Peki, ne oldu da öğretmenleri bu hale getirdik? Elbette bütün bu durum tek bir nedenle açıklanamaz. Ama en önemli nedeni şu ki; öğretmenlerin hakkını yedik. İtibarlarını ve saygınlıklarını çaldık. Onları yerli yersiz eleştiri yağmuruna tuttuk, değersizleştirdik, çocuklarımıza “hiçbir şey olamayacaksan bari öğretmen ol” diye nasihat ettik. Öğretmenleri yanlış anladık, öğretmenliği “üç ay tatil” yapma hevesi sandık. Kısacası öğretmenlerimizin onurlarına dokunduk. Şimdi de çocuklarımızı iyi yetiştirmelerini bekliyoruz. Boşuna beklemeyelim. Bizim öğretmenlere yönelik tavrımız değişmedikçe öğretmenler harekete geçmeyecekler.

Bir ülkede yaşayan insanların kalitesini ancak o ülkenin öğretmenlerine saygı göstererek yükseltebilirsiniz. Çünkü hocasını değersiz bulduğunuz insanlara gösterdiğiniz saygı kabul edilmez.

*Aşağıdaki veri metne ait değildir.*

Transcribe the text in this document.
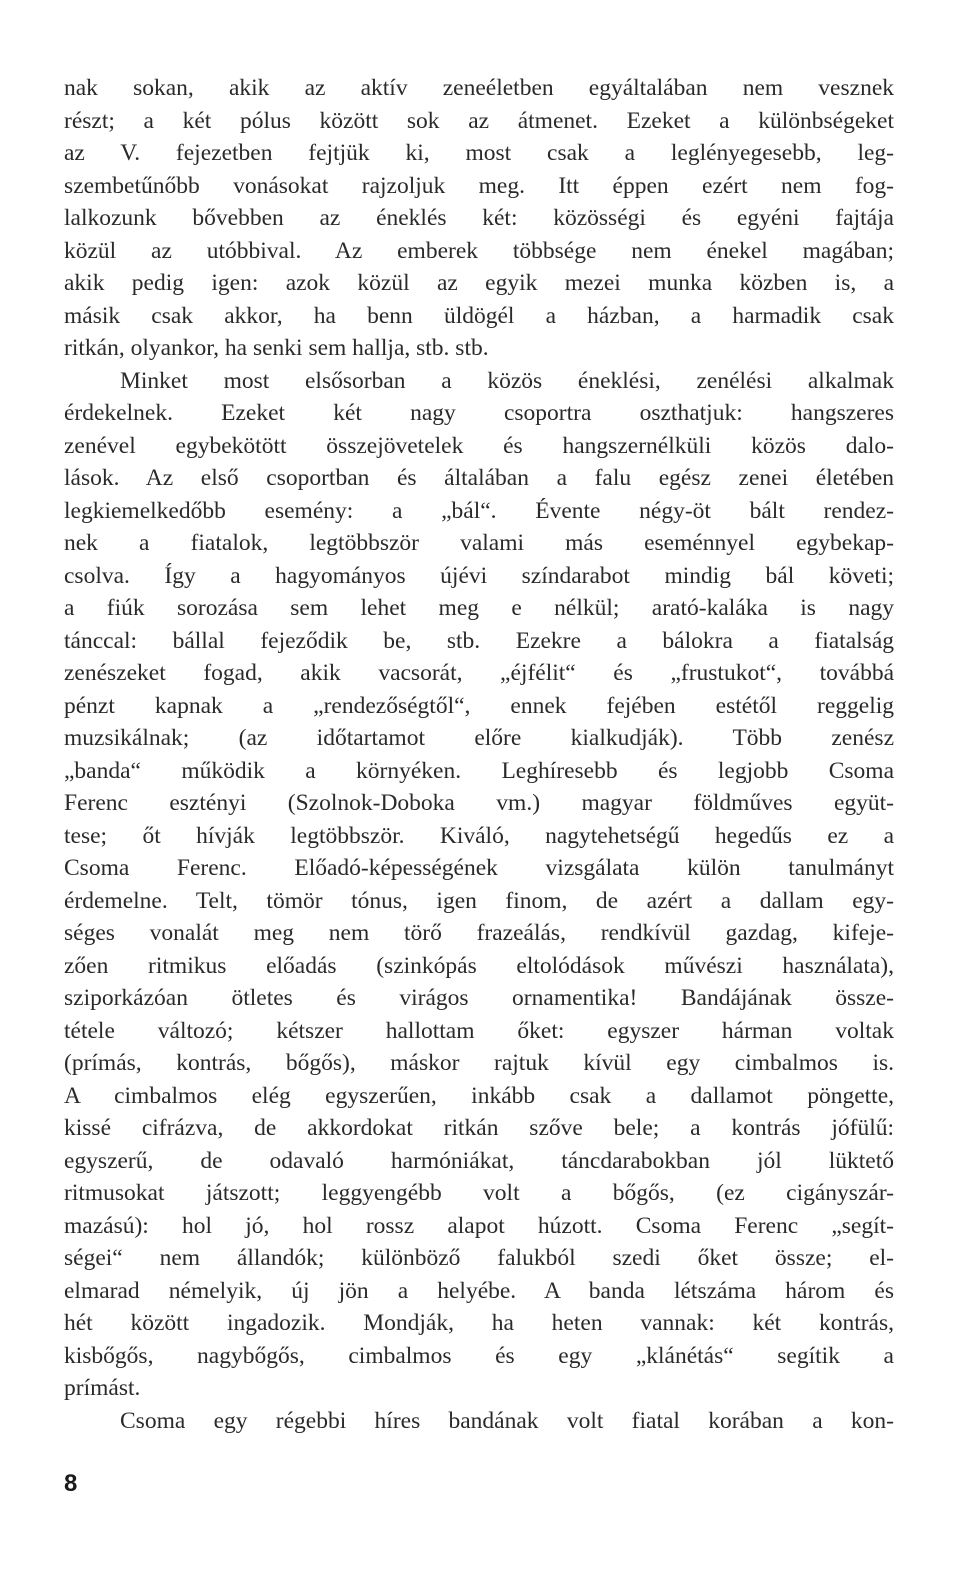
nak sokan, akik az aktív zeneéletben egyáltalában nem vesznek
részt; a két pólus között sok az átmenet. Ezeket a különbségeket
az V. fejezetben fejtjük ki, most csak a leglényegesebb, leg-
szembetűnőbb vonásokat rajzoljuk meg. Itt éppen ezért nem fog-
lalkozunk bővebben az éneklés két: közösségi és egyéni fajtája
közül az utóbbival. Az emberek többsége nem énekel magában;
akik pedig igen: azok közül az egyik mezei munka közben is, a
másik csak akkor, ha benn üldögél a házban, a harmadik csak
ritkán, olyankor, ha senki sem hallja, stb. stb.
Minket most elsősorban a közös éneklési, zenélési alkalmak
érdekelnek. Ezeket két nagy csoportra oszthatjuk: hangszeres
zenével egybekötött összejövetelek és hangszernélküli közös dalo-
lások. Az első csoportban és általában a falu egész zenei életében
legkiemelkedőbb esemény: a „bál“. Évente négy-öt bált rendez-
nek a fiatalok, legtöbbször valami más eseménnyel egybekap-
csolva. Így a hagyományos újévi színdarabot mindig bál követi;
a fiúk sorozása sem lehet meg e nélkül; arató-kaláka is nagy
tánccal: bállal fejeződik be, stb. Ezekre a bálokra a fiatalság
zenészeket fogad, akik vacsorát, „éjfélit“ és „frustukot“, továbbá
pénzt kapnak a „rendezőségtől“, ennek fejében estétől reggelig
muzsikálnak; (az időtartamot előre kialkudják). Több zenész
„banda“ működik a környéken. Leghíresebb és legjobb Csoma
Ferenc esztényi (Szolnok-Doboka vm.) magyar földműves együt-
tese; őt hívják legtöbbször. Kiváló, nagytehetségű hegedűs ez a
Csoma Ferenc. Előadó-képességének vizsgálata külön tanulmányt
érdemelne. Telt, tömör tónus, igen finom, de azért a dallam egy-
séges vonalát meg nem törő frazeálás, rendkívül gazdag, kifeje-
zően ritmikus előadás (szinkópás eltolódások művészi használata),
sziporkázóan ötletes és virágos ornamentika! Bandájának össze-
tétele változó; kétszer hallottam őket: egyszer hárman voltak
(prímás, kontrás, bőgős), máskor rajtuk kívül egy cimbalmos is.
A cimbalmos elég egyszerűen, inkább csak a dallamot pöngette,
kissé cifrázva, de akkordokat ritkán szőve bele; a kontrás jófülű:
egyszerű, de odavaló harmóniákat, táncdarabokban jól lüktető
ritmusokat játszott; leggyengébb volt a bőgős, (ez cigányszár-
mazású): hol jó, hol rossz alapot húzott. Csoma Ferenc „segít-
ségei“ nem állandók; különböző falukból szedi őket össze; el-
elmarad némelyik, új jön a helyébe. A banda létszáma három és
hét között ingadozik. Mondják, ha heten vannak: két kontrás,
kisbőgős, nagybőgős, cimbalmos és egy „klánétás“ segítik a
prímást.
Csoma egy régebbi híres bandának volt fiatal korában a kon-
8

Kaliteli bir eğitim, kaliteli bir gençlik ve kaliteli bir ülke istiyorsak öncelikle öğretmenlerden çaldıklarımızı onlara geri vermek zorundayız.

Çocuklarımızı kazanmak istiyorsak önce öğretmenlerimizi kazanmalıyız. Bilinmeli ki öğretmen motivasyonunu kaybederse öğrenciyi kimse motive edemez, eğitim doğmadan ölür. En iyi öğrenciyi en modern binalara gönderseniz bile sonuç alamazsınız. Eğitimin kalitesi eğitim sistemini değiştirmekle artmaz. Modern binalar inşa etmek ve yüksek teknoloji kullanmak da işe yaramaz. Eğitimin kalitesi idealist öğretmenler ile artar.

Eğitim dört duvarla olmaz! Eğitim öğretmenle olur. Toplumdaki en zor görev öğretmenlere verilmiş. En yüksek saygıyı da onlar hak ediyor. Öğretmene ikinci derecede rol veren bir eğitim sistemi ile başarıya ulaşılamaz. Eğitimin kilidi öğretmendir. Öğretmenin kalitesi artmadan hiçbir şeyin kalitesi artmaz.

Öğretmenlere itibarlarını iade etmeliyiz. Öğretmenlerimiz bu ülkenin tekrar ayağa kalkması için harekete geçmeye hazırlar. Eğitimin eksikleri en çok onları rahatsız ediyor. Eğitimin bütün sorunlarını çözme noktasında gönüllüler. Bir göz kırpmanıza bakıyorlar. “Öğretmenim sen değerlisin!”demenize bakıyorlar. Öğretmenlerimize güvenelim. Öğretmenlerin eğitim aşklarını daha fazla karşılıksız bırakmayalım.

Öğretmenlere yapacağımız en büyük iyilik onları anlamaktır. Artık kabul edelim ki öğretmenlik dünyanın en zor işidir. Anlayış, saygı ve destek olmadan yapılamaz. Öğretmenleri anlayalım, onlara saygı duyalım ve destek olalım. Öğretmenler gençleri yetişkinlerin hayatına hazırlıyorlar. Geleceğe hazırlıyorlar. Yetişkinlere gençleri anlamayı öğretebilirsiniz ama gençlere yetişkinleri anlamayı öğretemezsiniz. Yetişkinler genç oldular ama gençler daha yetişkin olmadılar. Öğretmenler de bu yüzden varlar, bu yüzden değerliler.

Çocukları geleceğe doğru şekilde hazırlamak, tabiri caizse ancak gelecekten haber alabilecek mucizevî kalbe, akla ve bilgeliğe sahip yüce gönüllü insanların işidir. Öğretmenleri tekrar keşfetmeliyiz. Daha yakından tanımalıyız. Çocuklarımız ve toplum üzerindeki mucizevî gücünü kabul etmeliyiz.